Too cool to link
As I posted the previous post about the book I just finished, it occurred to me (as it always does) that I never link the picture to Amazon or anything. The problem with that is that would be so expected. I mean, everyone does that. I'm just way too cool to link.
Eh, who am I kidding? We all know I'm just way too LAZY to link! I got no shame in my game, I own it.
So as usual, nothing new going on here. Unless, of course, you want to here about stuff like... Maddie got her braces tightened the other day.... and I had bronchitis and have been battling for it to not turn into pneumonia (I think I'm winning)... and my neighbors are retarded.
Ugh, yes, the neighbors. They've been here for about a month and have just been a nuisance since they arrived. First it was their inability to clean up after their dog (a cardinal sin of apartment living) and at one point there were at least TEN piles all around the bottom of my stairs. Yeah, NOT okay. Now it's that their door constantly SLAMS as their bad kids come in and out all day. These are the same kids that left a rainbow of CRAYONS on the stairs in the afternoon Phoenix sun the other day and made waxy, colored soup all over the stairs... that they didn't clean up! Who does that? I mean, the Lord knows my kids can do some stuff (especially when the boy was little), but I always felt mortified about it, apologizing and cleaning it up as soon as I found out about it. These guys? Nah brah. Nothing.
Which.... is one of the reasons I would like to M-O-V-E. Oh, I like it here good enough. There's something to be said for having maintenance men and pool boys...and a gym (that I never use) and a great pool & great room, etc etc etc. BUT, at what cost? I want space & privacy and I want my kids to be raised around people who are a tad more settled into a dwelling than some of these apartment dwellers. The thought of a big, fat house with wide open spaces (and no stairs to climb simply to get in the front door) is very enticing. Of course, when I moved here, I got rid of just about EVERYTHING, so I have no idea what it is that I would be furnishing this big, fat house with. Especially since whether now or later, I'm sure Paul would be moving in with me and (don't tell him I said this because it would hurt his feelings.
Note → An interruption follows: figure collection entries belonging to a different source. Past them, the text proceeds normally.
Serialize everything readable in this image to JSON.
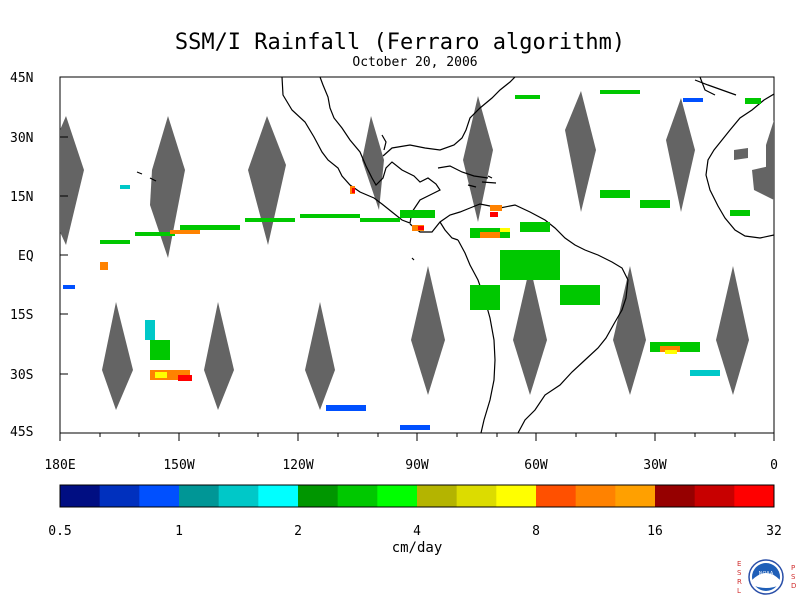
{
  "title": "SSM/I Rainfall (Ferraro algorithm)",
  "subtitle": "October 20, 2006",
  "lat_labels": [
    "45N",
    "30N",
    "15N",
    "EQ",
    "15S",
    "30S",
    "45S"
  ],
  "lon_labels": [
    "180E",
    "150W",
    "120W",
    "90W",
    "60W",
    "30W",
    "0"
  ],
  "colorbar": {
    "colors": [
      "#000e82",
      "#0030be",
      "#0050ff",
      "#009696",
      "#00c8c8",
      "#00ffff",
      "#009600",
      "#00c800",
      "#00ff00",
      "#b4b400",
      "#dcdc00",
      "#ffff00",
      "#ff5000",
      "#ff8200",
      "#ffa000",
      "#960000",
      "#c80000",
      "#ff0000"
    ],
    "tick_labels": [
      "0.5",
      "1",
      "2",
      "4",
      "8",
      "16",
      "32"
    ],
    "units": "cm/day"
  },
  "logo": {
    "left_text": "ESRL",
    "right_text": "PSD",
    "center_text": "NOAA"
  }
}
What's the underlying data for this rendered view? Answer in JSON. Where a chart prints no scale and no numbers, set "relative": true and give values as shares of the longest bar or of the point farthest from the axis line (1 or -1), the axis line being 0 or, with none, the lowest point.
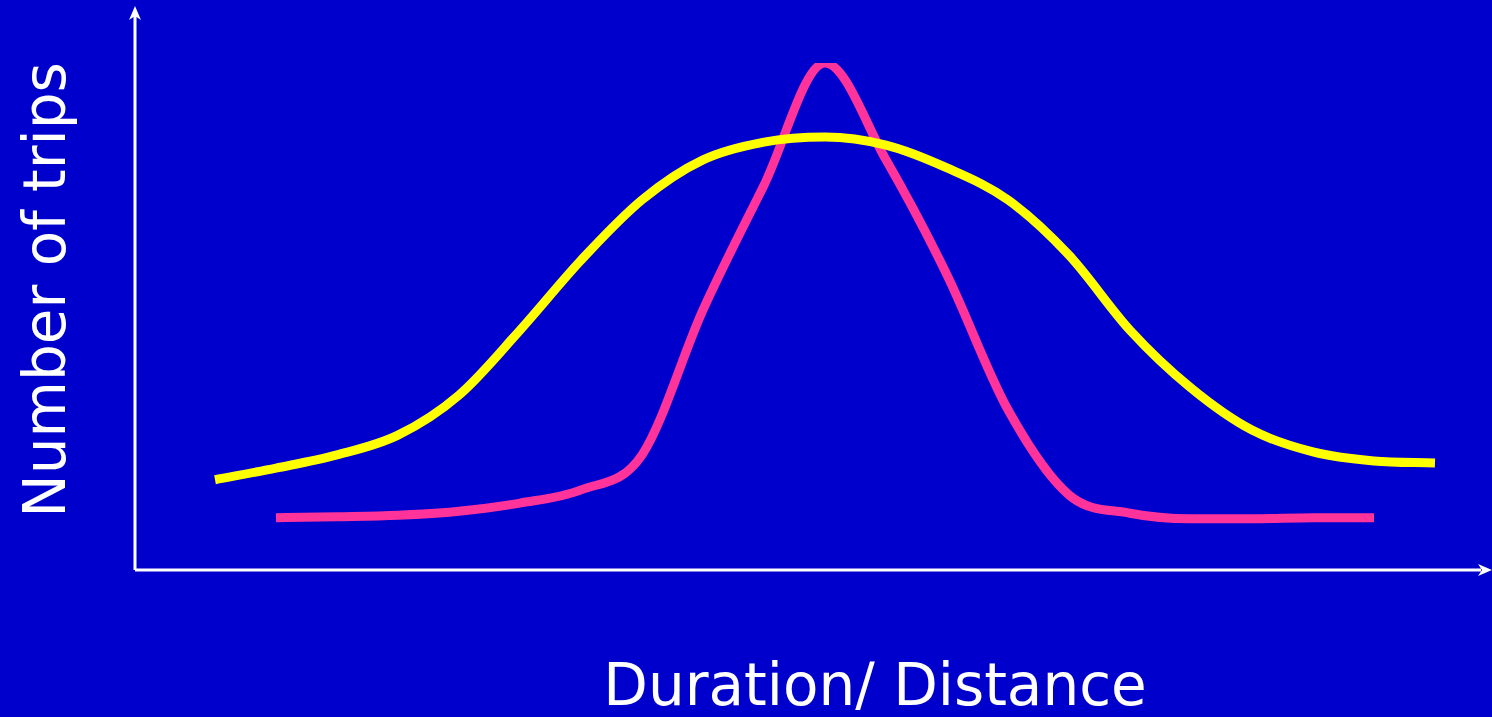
{
  "chart_data": {
    "type": "line",
    "relative": true,
    "xlabel": "Duration/ Distance",
    "ylabel": "Number of trips",
    "legend": false,
    "marker": "none",
    "categories": [
      null,
      null,
      null,
      null,
      null,
      null,
      null,
      null,
      null,
      null,
      null,
      null,
      null,
      null,
      null,
      null,
      null,
      null,
      null,
      null,
      null
    ],
    "series": [
      {
        "color": "#ffff00",
        "values": [
          0.178,
          0.201,
          0.227,
          0.266,
          0.345,
          0.473,
          0.611,
          0.73,
          0.809,
          0.844,
          0.854,
          0.838,
          0.793,
          0.73,
          0.621,
          0.473,
          0.359,
          0.276,
          0.233,
          0.215,
          0.211
        ]
      },
      {
        "color": "#ff3399",
        "values": [
          null,
          0.103,
          0.105,
          0.108,
          0.116,
          0.132,
          0.158,
          0.227,
          0.513,
          0.759,
          1.0,
          0.809,
          0.582,
          0.316,
          0.148,
          0.112,
          0.101,
          0.101,
          0.103,
          0.103,
          null
        ]
      }
    ]
  }
}
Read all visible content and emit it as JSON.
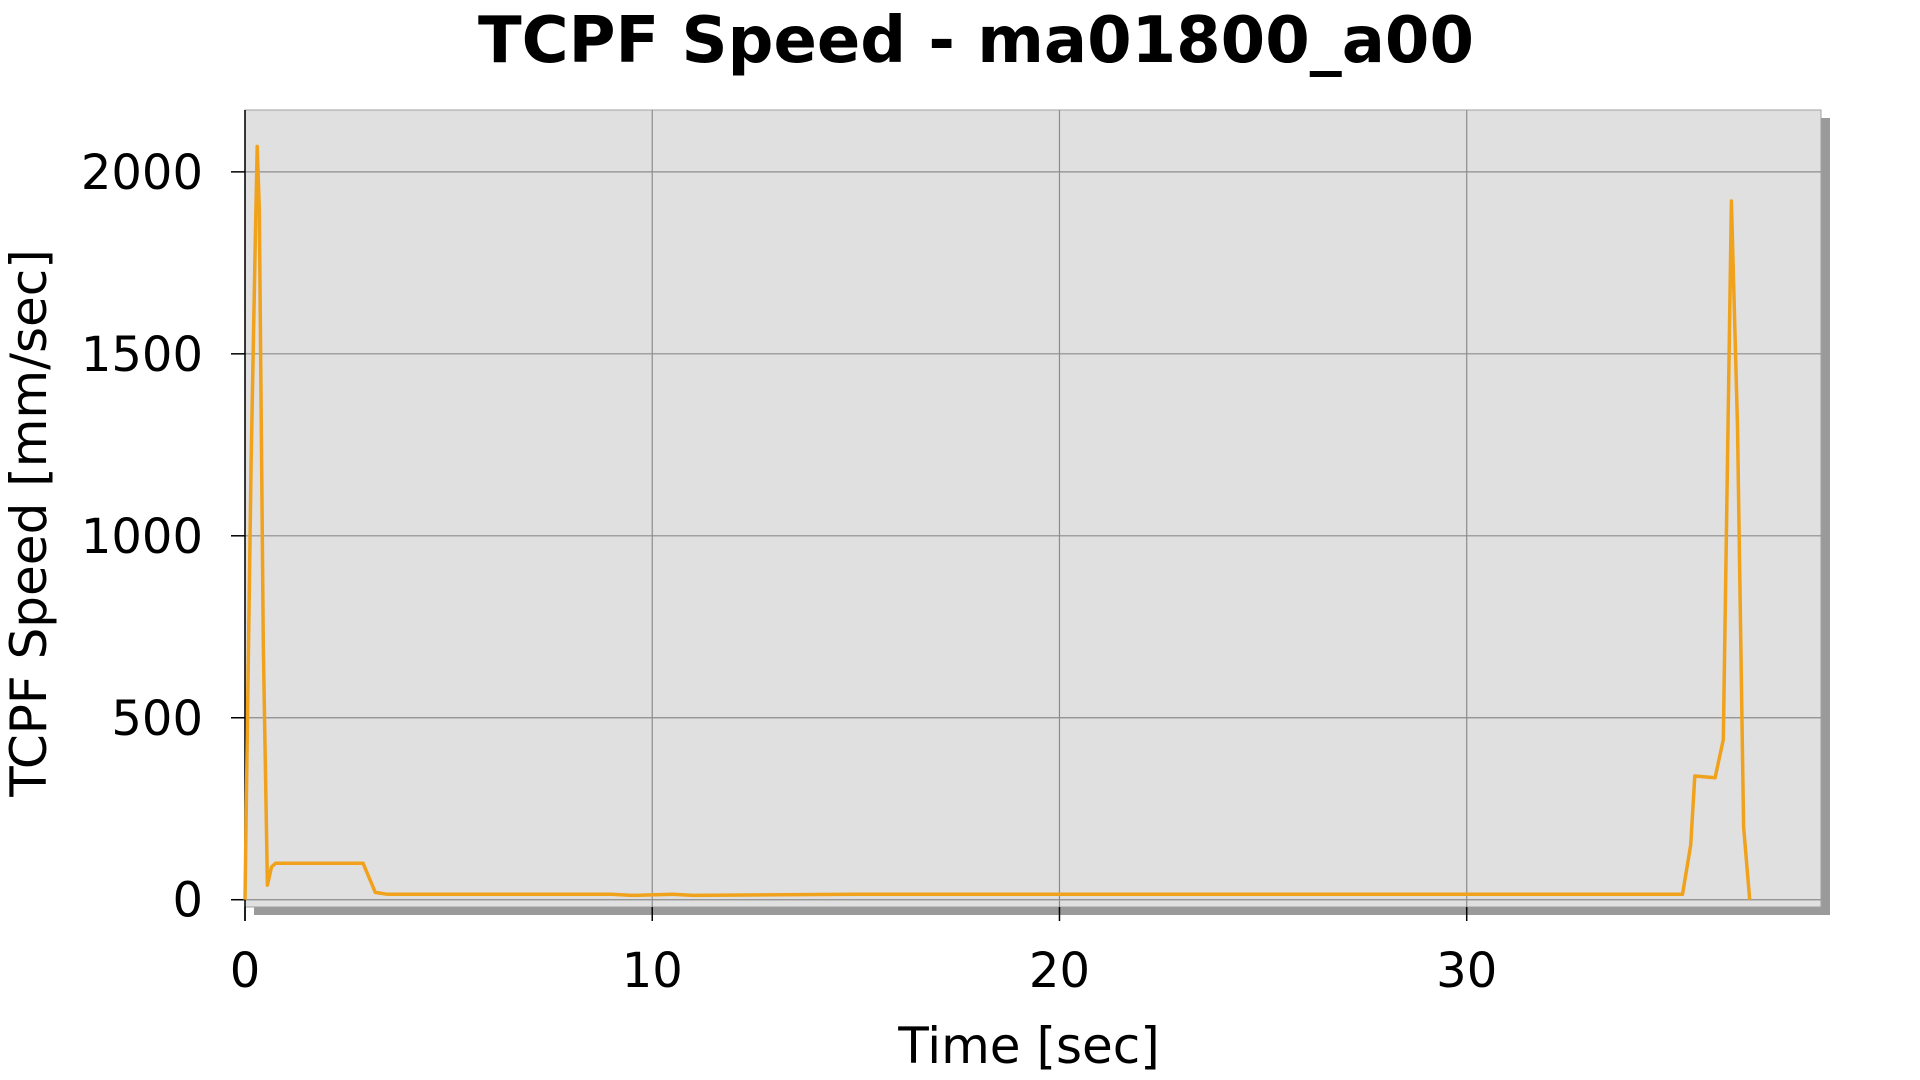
{
  "chart_data": {
    "type": "line",
    "title": "TCPF Speed - ma01800_a00",
    "xlabel": "Time [sec]",
    "ylabel": "TCPF Speed [mm/sec]",
    "xlim": [
      0,
      38.7
    ],
    "ylim": [
      -20,
      2170
    ],
    "xticks": [
      0,
      10,
      20,
      30
    ],
    "yticks": [
      0,
      500,
      1000,
      1500,
      2000
    ],
    "grid": true,
    "legend": "none",
    "colors": {
      "series": "#f0a21c",
      "plot_background": "#e0e0e0",
      "shadow": "#9a9a9a",
      "grid": "#8c8c8c"
    },
    "series": [
      {
        "x": [
          0.0,
          0.05,
          0.15,
          0.25,
          0.3,
          0.35,
          0.45,
          0.55,
          0.65,
          0.75,
          1.0,
          2.0,
          2.9,
          3.2,
          3.5,
          5.0,
          9.0,
          9.5,
          10.5,
          11.0,
          15.0,
          20.0,
          25.0,
          30.0,
          35.0,
          35.3,
          35.5,
          35.6,
          36.1,
          36.3,
          36.5,
          36.65,
          36.8,
          36.95
        ],
        "y": [
          0,
          400,
          1200,
          1800,
          2070,
          1900,
          700,
          40,
          90,
          100,
          100,
          100,
          100,
          20,
          15,
          15,
          15,
          12,
          15,
          12,
          15,
          15,
          15,
          15,
          15,
          15,
          150,
          340,
          335,
          440,
          1920,
          1300,
          200,
          0
        ]
      }
    ]
  }
}
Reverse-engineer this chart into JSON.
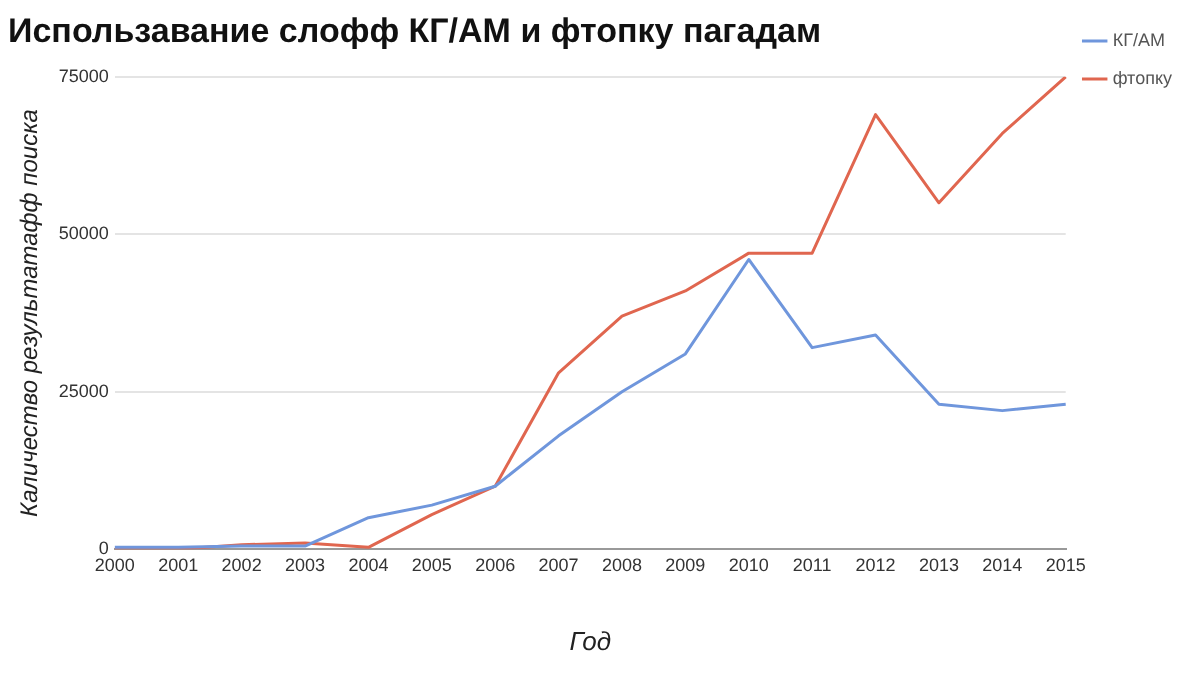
{
  "chart_data": {
    "type": "line",
    "title": "Использавание слофф КГ/АМ и фтопку пагадам",
    "xlabel": "Год",
    "ylabel": "Каличество результатафф поиска",
    "categories": [
      "2000",
      "2001",
      "2002",
      "2003",
      "2004",
      "2005",
      "2006",
      "2007",
      "2008",
      "2009",
      "2010",
      "2011",
      "2012",
      "2013",
      "2014",
      "2015"
    ],
    "series": [
      {
        "name": "КГ/АМ",
        "color": "#6f96dc",
        "values": [
          300,
          300,
          500,
          500,
          5000,
          7000,
          10000,
          18000,
          25000,
          31000,
          46000,
          32000,
          34000,
          23000,
          22000,
          23000
        ]
      },
      {
        "name": "фтопку",
        "color": "#e0664f",
        "values": [
          0,
          0,
          700,
          1000,
          300,
          5500,
          10000,
          28000,
          37000,
          41000,
          47000,
          47000,
          69000,
          55000,
          66000,
          75000
        ]
      }
    ],
    "ylim": [
      0,
      75000
    ],
    "yticks": [
      0,
      25000,
      50000,
      75000
    ],
    "grid": "y",
    "legend": "top right",
    "marker": "none",
    "line_style": "solid"
  }
}
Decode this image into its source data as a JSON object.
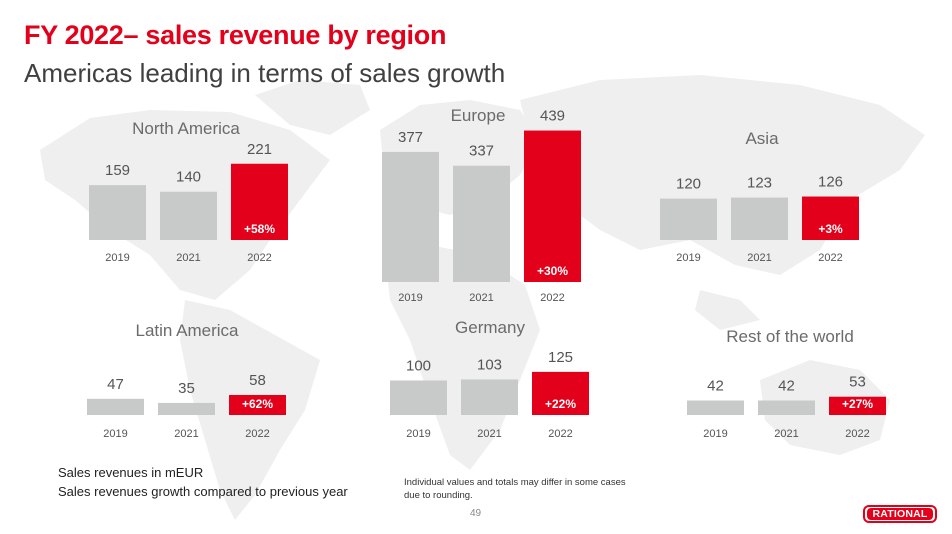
{
  "header": {
    "title": "FY 2022– sales revenue by region",
    "subtitle": "Americas leading in terms of sales growth"
  },
  "footer": {
    "legend_unit": "Sales revenues in mEUR",
    "legend_growth": "Sales revenues growth compared to previous year",
    "disclaimer": "Individual values and totals may differ in some cases due to rounding.",
    "page_number": "49",
    "logo_text": "RATIONAL"
  },
  "colors": {
    "highlight": "#e2001a",
    "bar": "#c8c9c9",
    "map": "#efefef"
  },
  "chart_data": [
    {
      "type": "bar",
      "title": "North America",
      "categories": [
        "2019",
        "2021",
        "2022"
      ],
      "values": [
        159,
        140,
        221
      ],
      "growth_label": "+58%"
    },
    {
      "type": "bar",
      "title": "Europe",
      "categories": [
        "2019",
        "2021",
        "2022"
      ],
      "values": [
        377,
        337,
        439
      ],
      "growth_label": "+30%"
    },
    {
      "type": "bar",
      "title": "Asia",
      "categories": [
        "2019",
        "2021",
        "2022"
      ],
      "values": [
        120,
        123,
        126
      ],
      "growth_label": "+3%"
    },
    {
      "type": "bar",
      "title": "Latin America",
      "categories": [
        "2019",
        "2021",
        "2022"
      ],
      "values": [
        47,
        35,
        58
      ],
      "growth_label": "+62%"
    },
    {
      "type": "bar",
      "title": "Germany",
      "categories": [
        "2019",
        "2021",
        "2022"
      ],
      "values": [
        100,
        103,
        125
      ],
      "growth_label": "+22%"
    },
    {
      "type": "bar",
      "title": "Rest of the world",
      "categories": [
        "2019",
        "2021",
        "2022"
      ],
      "values": [
        42,
        42,
        53
      ],
      "growth_label": "+27%"
    }
  ]
}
Okay, I know this because I already told him and it DID hurt his feelings) his belongings are kind of.... um..... choosing words.....choosing words.......... yeah, there's no polite way to put it. They are blatantly outdated. Wow, I think that was a gracious way of putting that. Yeah, his taste level just makes me close my eyes and suck in my lips while shaking my head nooooooo.
Like I said, didn't go over so well. Which, okay, I totally do NOT get! WHY would you not understand that the bedroom furniture from the 60's or 70's that you inherited is outdated? And when I say we would need to buy a new fridge, WHY would you have a panic attack & kind of lose your shit a little and say, "But I have a perfectly GOOD one! What's wrong with it??" (Said refrigerator is harvest gold and wheezing/on her death bed as we speak). I have only two words that will suffice here.....
Keep this under wraps though because like I said, he's SUPER sensitive in this area. He might skip my goodmorning text again because he's all hurt about his 1990 entertainment center with the smoked glass doors that I said I thought was a little out of date. It's like he sees these pieces of furniture as pieces of self. Like instead of saying, "I think you need a new fridge", what he hears is "Paul, I think you suck as a human being." So I'm trying to be nice and compassionate and help him work through his hurt feelings by trying to, um, *cough, cough* COMPROMISE.
Yes, you heard it right.... compromise. ME. And he wants more more more. He has NO IDEA who he's dealing with and what blood he's getting from a turnip already! I even agreed to keep one of his dogs. Yeah, I know. I broke out in a cold sweat just typing that one.
So let's recap... if and when this ever happens, I have offered to keep (at least temporarily) really, really, really bad furniture (A LOT of it), a dog and possibly even a bird (oh gosh, I can't believe I even went there). You know me! I'm not even trying to live in your petting zoo. I think he needs to talk to some people who know the real program and he needs to get there, because he has no clue how much that is for me to offer. And truthfully, I'm about to renig on the whole thing. I'm about to say, "you know what? You want to think I'm selfish and unwilling to compromise? Then I will just do what comes natural to me and say, NO! There will be NO animals in the general vicinity of ME. And NO! we will not be bringing along ANY home furnishings or appliances that are not from this century! Etc etc etc. Ugh.
All that venting aside, I think it would be great to be in a house, and all the other positive things that go along with it. He's a great guy and he brings a lot more than old furniture (and pet hair) to the table. He brings a plethora of good as well, which is why I've been willing to compromise. But how much is too much? How much is enough? Ugh, this is foreign territory to me. Compromise. Pshhhh.